November 2, 2009

Happy Birthday, Daniel Boone! The intrepid trailblazer and pioneer Daniel Boone was born on Oct. 22, 1734. So...why are we celebrating his birthday on Nov. 2? During Boone's lifetime, Britain and its colonies switched from the Julian calendar to the Gregorian calendar. This is because the Julian calendar year had gotten out of sync with the seasons. The Gregorian calendar had leap years in order to solve the problem and keep the human-calendar year in line with the Earth-orbiting-the-sun year. The American colonies and other British lands were quite late to make the change to the better calendar! The Gregorian calendar was first suggested by a man named Lilius in the 1560s, and it was adopted by Pope Gregory XIII in 1582. Four Catholic countries made the switch then, 152 years before America. This century and a half must have been an odd time for record-keepers, because:
  • Pope Gregory mandated that the last day of the Julian calendar be Thursday, October 4, 1582, and that the next day, on the new calendar, be Friday, October 15, 1582. The elimination of ten days was to bring the new calendar back in line with the seasons. Spain, most of Italy, and two other Catholic countries made the switch then, as decreed, but...
  • Most Catholic countries did not make the switchover that soon. France, for example, converted to the new calendar in December of 1582. That means that France had October 10 that year, but next-door neighbor Spain did not! Other Catholic countries and Spanish and Portuguese colonies changed on various other dates as they heard about or decided to implement the reform.
  • Several Protestant countries, such as Denmark and Germany, waited until 1700 to adopt parts of the Gregorian reform but only later converted fully to the same calendar as Catholic Europe.
  • Sweden, like most of Scandinavia, began to adopt the Gregorian calendar in 1700. However, the Swedish government decided to only gradually make the 11-day “jump.” (Note that, because Scandinavia was converting more than a century after the Italy and Spain converted, those countries had to eliminate 11, not 10, days!). The upshot was, Sweden's calendar was out of sync from EVERYBODY else's for forty years! Sweden is alone in the world in having a February 30th—for one year only, 1712! Still, even Sweden finally adopted the Gregorian calendar in 1753.
  • The British Empire finally converted to the new calendar in 1752. Alaska converted in 1867, Russia in 1918, and Greece finally-finally-finally in 1923.
  • Japan converted in 1873, Korea in 1896, and China in 1929.
Nowadays, the world is so small and so interconnected, it's hard to imagine different countries having different calendars.
Try to imagine...or find out...or write about:
How have historians handled the problem that a particular day had different dates in different countries?
Imagine being born on February 30, 1912—then never to have that date repeat again, the rest of one's life! (What, no birthdays?!)
What if you were Daniel Boone, and you had an October birthday that then got switched, willy-nilly, into November?
By the way, Boone used October 22 as his birthday all his life.

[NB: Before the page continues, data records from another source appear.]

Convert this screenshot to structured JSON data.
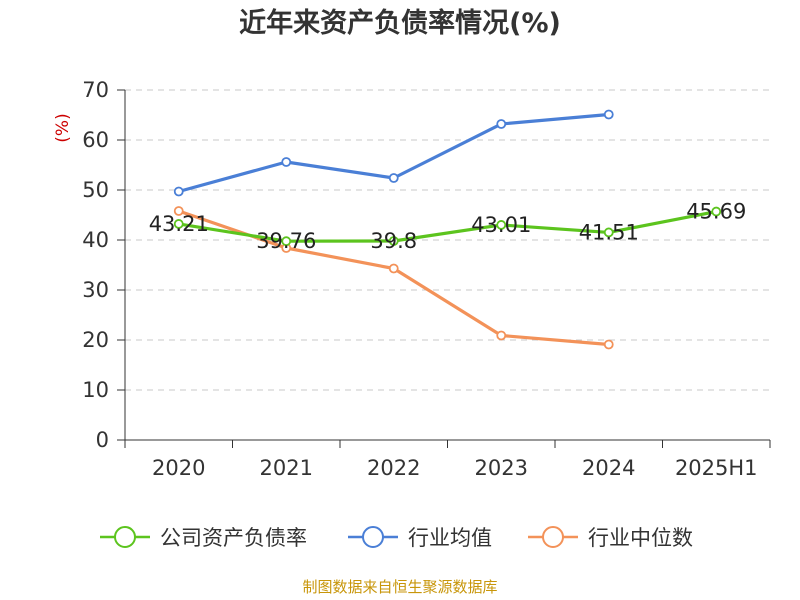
{
  "chart_data": {
    "type": "line",
    "title": "近年来资产负债率情况(%)",
    "ylabel": "(%)",
    "xlabel": "",
    "categories": [
      "2020",
      "2021",
      "2022",
      "2023",
      "2024",
      "2025H1"
    ],
    "ylim": [
      0,
      70
    ],
    "yticks": [
      0,
      10,
      20,
      30,
      40,
      50,
      60,
      70
    ],
    "grid": true,
    "legend_position": "bottom",
    "series": [
      {
        "name": "公司资产负债率",
        "color": "#5cc41e",
        "values": [
          43.21,
          39.76,
          39.8,
          43.01,
          41.51,
          45.69
        ],
        "labels": [
          "43.21",
          "39.76",
          "39.8",
          "43.01",
          "41.51",
          "45.69"
        ]
      },
      {
        "name": "行业均值",
        "color": "#4a7fd6",
        "values": [
          49.7,
          55.6,
          52.4,
          63.2,
          65.1,
          null
        ]
      },
      {
        "name": "行业中位数",
        "color": "#f39259",
        "values": [
          45.8,
          38.4,
          34.3,
          20.9,
          19.1,
          null
        ]
      }
    ]
  },
  "source": "制图数据来自恒生聚源数据库"
}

Speaking of which: Daniel Boone's Life


Daniel Boone was part of a large Quaker family (he was #6 of 11 kids) living in Pennsylvania and North Carolina. He grew up to be a good hunter and an adventurous sort, and he would go on long hunts alone or with small groups of men. He had little formal education, but he loved to read and would sometimes read aloud to others around the campfire. (Gulliver's Travels was one of his favorite books.) He would collect hundreds of buckskins all through the fall, then trap beaver and otters in the winter. By spring, he would bring it all to commercial fur traders for cash or goods. Boone took a turn being a soldier and a businessman, a politician and a surveyor, a merchant and a husband and father of ten. He is most remembered, however, as an explorer and trailblazer in Kentucky. He became a folk hero—a legend—even in his own life. The most famous of his adventures was when he and other men followed a group of Shawnee Indians who had captured several pioneer girls (including one of Boone's daughters); Boone and the others ambushed and drove off the Indians, rescuing the girls and inspiring an episode in James Fenimore Cooper's fiction book The Last of the Mohicans. Boone has been the subject of comic strips, books, radio shows, movies, and a popular television show that ran for six years. Of course, all of these stories are a mix of truth and fiction, with plenty of exaggeration and tall tales lying around alongside the history.
Things to do:

Some other American folk heroes are Johnny Appleseed, Betsy Ross, Davy Crockett, and Paul Bunyan. Which of these was NOT a real person? (ALL of them are the subject of exaggerated or fictionalized stories!)

Play trailblazer or explorer in your neck of the woods. Even modern-day activities like geocaching or nature-scavenger hunts relate to Boone's adventurous spirit.
Learn about pioneer games and toys from http://www.saskschools.ca/~gregory/fun.html ...

There are some computer coloring pages available at http://www.apples4theteacher.com/socialstudies/american-history/daniel-boone/ ...
(Note that Daniel Boone is widely associated with a coonskin cap because of Fess Parker's portrayal of Boone in the 1964-1970 TV show. But Boone didn't wear a coonskin cap!)